Design of the CREDO trial.   The CREDO study, a large, multi-center randomized controlled trial, has previously been described in detail (6). Briefly, 2,116 patients were recruited from June 1999 to April 2001 at 99 centers in the U.S. and Canada. Patients with coronary artery disease undergoing planned or probable PCI were randomized to clopidogrel loading (300 mg) 3 to 24 h before PCI plus one year of therapy with clopidogrel (75 mg daily) (n = 1,053) versus placebo for loading and after day 28 (n = 1,063). All patients received clopidogrel (75 mg daily) on days 0 to 28 and aspirin (325 mg daily until day 28, then at the discretion of the investigator) throughout the study period. The primary end point at one year was a composite of cardiovascular death, nonfatal MI, or stroke.

Economic analysis plan and assessment of cost.   The economic analytic plan was to compare the costs of the two treatment arms in the U.S. setting, and if the clopidogrel arm was more costly as well as more effective, to perform an incremental cost-effectiveness analysis. Costs included in the analysis are direct medical care costs for hospitalization and the cost of clopidogrel and aspirin (10,11). No data are available from the CREDO trial to calculate direct costs associated with outpatient visits and testing or indirect costs attributable to lost productivity. Costs and projected life expectancy differences were discounted 3% annually. Health care costs were calculated by applying unit costs to resource utilization reported over the course of the trial. The analysis uses costs in U.S. dollars for the year 2001, but utilizes resource use information and clinical outcomes for all 2,116 patients.

All major cardiovascular health care-related resources were collected prospectively in conjunction with clinical trial data. All revascularization procedures (including those occurring during subsequent hospitalizations) were reported, as well as medications taken in hospital and at home. Diagnostic tests, therapeutic procedures, and drugs taken during interim hospitalizations were also recorded. Ambulatory care and outpatient diagnostic testing (other than coronary angiography) were not recorded. Because the majority of resource-intensive procedures and tests are performed while patients are hospitalized, it is likely that most of the major components of health care resource use were collected. Possible exceptions would include same-day testing not requiring hospitalization, such as nuclear imaging studies or echocardiograms, in addition to rehabilitation and nursing home stays after stroke. Medication use other than study drug was not found to differ between the arms.

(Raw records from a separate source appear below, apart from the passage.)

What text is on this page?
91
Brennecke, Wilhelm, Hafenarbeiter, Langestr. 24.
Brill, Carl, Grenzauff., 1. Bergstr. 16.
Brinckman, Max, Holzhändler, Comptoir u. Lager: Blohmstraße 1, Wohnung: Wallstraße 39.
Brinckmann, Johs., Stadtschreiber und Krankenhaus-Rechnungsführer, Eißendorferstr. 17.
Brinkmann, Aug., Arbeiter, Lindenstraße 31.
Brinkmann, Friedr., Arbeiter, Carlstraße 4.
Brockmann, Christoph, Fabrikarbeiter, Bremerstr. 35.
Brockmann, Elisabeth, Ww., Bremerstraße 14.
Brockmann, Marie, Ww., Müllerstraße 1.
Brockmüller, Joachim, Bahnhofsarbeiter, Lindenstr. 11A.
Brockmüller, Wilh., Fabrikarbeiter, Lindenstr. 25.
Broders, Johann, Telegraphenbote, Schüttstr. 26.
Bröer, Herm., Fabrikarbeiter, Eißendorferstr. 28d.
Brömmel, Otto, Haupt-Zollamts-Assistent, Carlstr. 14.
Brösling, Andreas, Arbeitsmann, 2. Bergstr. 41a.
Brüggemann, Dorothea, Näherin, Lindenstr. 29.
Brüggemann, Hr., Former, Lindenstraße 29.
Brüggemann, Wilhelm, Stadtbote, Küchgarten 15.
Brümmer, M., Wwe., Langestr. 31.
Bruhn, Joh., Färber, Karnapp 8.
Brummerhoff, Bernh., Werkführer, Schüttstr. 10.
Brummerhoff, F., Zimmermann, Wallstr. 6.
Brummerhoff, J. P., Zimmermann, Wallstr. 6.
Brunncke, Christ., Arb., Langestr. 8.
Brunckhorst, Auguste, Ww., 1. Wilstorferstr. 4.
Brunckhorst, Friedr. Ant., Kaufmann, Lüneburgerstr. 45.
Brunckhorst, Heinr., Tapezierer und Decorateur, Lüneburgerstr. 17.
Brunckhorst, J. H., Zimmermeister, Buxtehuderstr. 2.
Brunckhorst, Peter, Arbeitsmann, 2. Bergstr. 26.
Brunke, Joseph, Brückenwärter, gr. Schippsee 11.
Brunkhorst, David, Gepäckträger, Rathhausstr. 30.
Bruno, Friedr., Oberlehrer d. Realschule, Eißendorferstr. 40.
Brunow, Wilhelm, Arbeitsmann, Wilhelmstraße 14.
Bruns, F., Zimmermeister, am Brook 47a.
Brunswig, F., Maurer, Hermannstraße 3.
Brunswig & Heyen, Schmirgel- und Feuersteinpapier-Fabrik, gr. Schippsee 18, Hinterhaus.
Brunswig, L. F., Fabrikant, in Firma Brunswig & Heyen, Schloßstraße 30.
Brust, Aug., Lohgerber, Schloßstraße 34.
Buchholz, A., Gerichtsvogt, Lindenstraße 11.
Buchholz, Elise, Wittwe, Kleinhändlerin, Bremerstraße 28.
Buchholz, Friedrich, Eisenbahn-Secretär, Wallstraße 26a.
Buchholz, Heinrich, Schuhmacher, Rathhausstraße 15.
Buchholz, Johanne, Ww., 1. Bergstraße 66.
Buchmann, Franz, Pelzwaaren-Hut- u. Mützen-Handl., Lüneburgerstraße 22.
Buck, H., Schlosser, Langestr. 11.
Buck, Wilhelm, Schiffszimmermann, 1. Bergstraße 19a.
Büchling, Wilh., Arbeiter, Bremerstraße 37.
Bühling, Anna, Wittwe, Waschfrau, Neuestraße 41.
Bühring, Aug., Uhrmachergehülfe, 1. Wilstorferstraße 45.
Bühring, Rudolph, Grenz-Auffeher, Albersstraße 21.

Using a pre-defined algorithm, the initial and subsequent hospitalizations were assigned, based on the most expensive procedure or adverse event during the admission, a diagnosis-related group (DRG) as developed by Medicare in the U.S. Non-cardiovascular events were also recorded and included in the analysis. Costs were estimated for each DRG based on average Medicare reimbursement rates from the Medicare Part A (MEDPAR) (12) and average private payer reimbursement rates from the MEDSTAT database (13). A blended cost estimate of the two fee schedules was generated allocating Medicare costs to the CREDO trial patients age 65 years and older and MEDSTAT costs to patients younger than age 65 years. Professional costs are included in MEDSTAT estimates and were calculated as a percentage (32%) of hospital costs by DRG for Medicare estimates (14). The Redbook average wholesale cost of $3.22 (2001 dollars) for 75 mg of clopidogrel and $0.04 for aspirin was used in the analysis.

Life expectancy estimation.   Lifetime cost-effectiveness ratios in terms of cost per LYG were estimated based on in-trial estimates of incremental costs, event rates (death, MI, and stroke), and estimates of lost life expectancy associated with in-trial events (death, MI, and stroke) obtained from two sources: the Framingham Heart Study (15,16) and the Saskatchewan Health database (17–19). Life-years lost were calculated by subtracting the mean survival given the observed pattern of events in the trial from the survival expected with no events during the trial.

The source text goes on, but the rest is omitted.